Mr. DeGraw, a fast-rising 27-year-old pop-rock star whose debut disc, Chariot, recently earned platinum-record status with sales of more than a million copies, sold out his show at the downtown Bijou more than a week before the concert.
On Wednesday afternoon, concert promoter John Nittolo of JNP Concerts showed Mr. DeGraw an e-mail he had received from Diana Watt of Sylvania, asking if the singer could visit her 13-year-old son, Nathan, in the hospital.
A seventh-grader at Arbor Hills Junior High School in Sylvania, Nathan underwent his 36th surgery and fourth in four weeks on Saturday for spina bifida.
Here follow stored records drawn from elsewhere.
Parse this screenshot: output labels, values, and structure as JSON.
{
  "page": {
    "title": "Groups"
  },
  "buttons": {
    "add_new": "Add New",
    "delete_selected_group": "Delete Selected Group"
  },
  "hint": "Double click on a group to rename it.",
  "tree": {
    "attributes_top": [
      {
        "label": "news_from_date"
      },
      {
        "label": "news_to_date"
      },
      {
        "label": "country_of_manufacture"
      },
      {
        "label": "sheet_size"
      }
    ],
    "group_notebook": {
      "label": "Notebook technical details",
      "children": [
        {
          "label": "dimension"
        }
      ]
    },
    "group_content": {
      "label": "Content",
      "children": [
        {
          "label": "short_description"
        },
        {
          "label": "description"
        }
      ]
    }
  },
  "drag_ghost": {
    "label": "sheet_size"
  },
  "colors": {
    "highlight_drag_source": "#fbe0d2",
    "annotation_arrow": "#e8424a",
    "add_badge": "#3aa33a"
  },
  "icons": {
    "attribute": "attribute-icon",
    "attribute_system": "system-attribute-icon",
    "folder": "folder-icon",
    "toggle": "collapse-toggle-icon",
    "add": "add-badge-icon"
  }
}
An estimated 70,000 people in the United States suffer from the neural-tube defect, which occurs during the first month of pregnancy when the spinal column does not close completely.
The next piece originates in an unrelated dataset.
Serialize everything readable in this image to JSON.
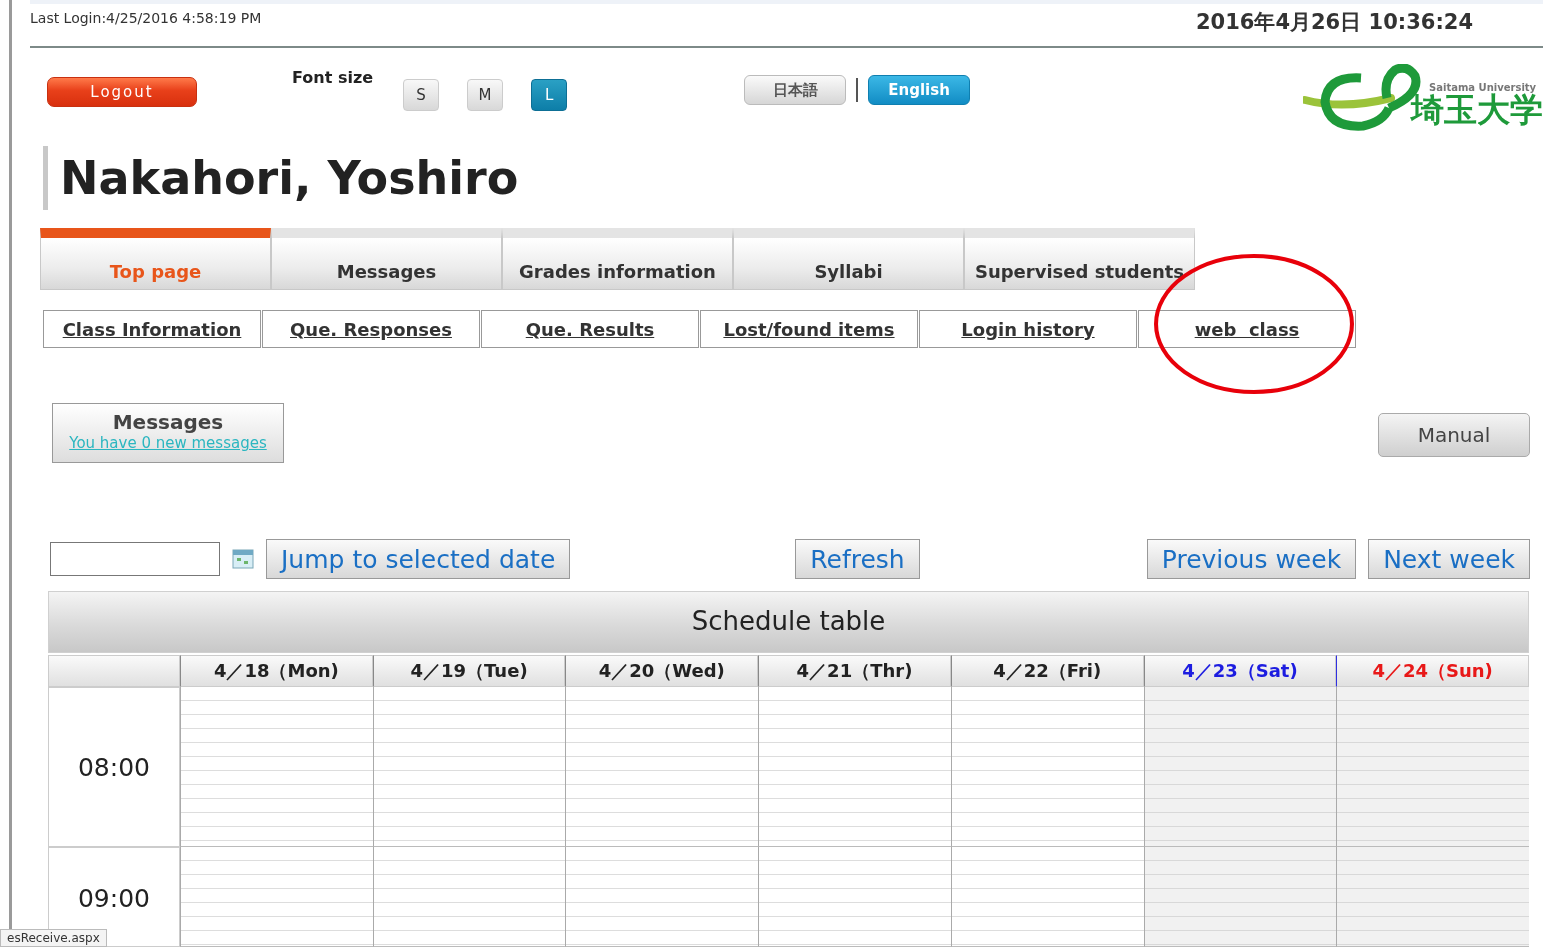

Nathan, who sings in the Aldersgate United Methodist Church choir, is a big fan of Mr. DeGraw and plays his CD almost every day because it makes him feel good, Mrs. Watt said. "It's starting to skip because we're wearing it out," she added.
Mr. Nittolo said when Mr. DeGraw saw Mrs. Watt's e-mail, he said, "I've got to do this."
The singer walked into the intensive care unit where the boy was being treated. "Nathan's smile was so big, it was not just from ear to ear, it was from New York to California," Mr. Nittolo said. "Just the look on his face brought immediate tears to my eyes."
Mrs. Watt said Mr. DeGraw went far beyond anything she could have hoped.
"He was here for like 35 or 40 minutes. I was shocked at how long he spent here. He sat at the end of the bed and they talked about music, who each of them liked."
Mr. DeGraw then listened to a song that Nathan had recorded called "Shackles," by the Christian pop duo Mary Mary. His sisters, McKenzie, 9, and Hannah, 7, danced along and added background "doo wop" vocals.
"It's a perfect song for Nathan because, being in a wheelchair, the lyrics say, 'Take the shackles off my feet so I can dance,'●" Mrs. Watt said.
"When Gavin listened to Nathan sing, he listened extremely intently, staring at the floor," Mrs. Watt said.
"He told Nathan to keep it up, to keep singing religious songs and to keep his strength and faith up."
Mr. DeGraw then walked out into the hallway and returned with a guitar and a chair, took a seat, and sang his two hit tunes for Nathan: "I Don't Wanna Be" and "Chariot." Nathan sang along as about 20 nurses and doctors gathered in the intensive care room to watch and listen.
The singer also gave Nathan a Gavin DeGraw knit cap, "and Nathan says he is not taking it off," Mrs. Watt said.
Yesterday, Mr. DeGraw called Nathan at St. Vincent and said he was going to start singing "Shackles" in concert and possibly record the song as a tribute to the Sylvania boy, Mrs. Watt said.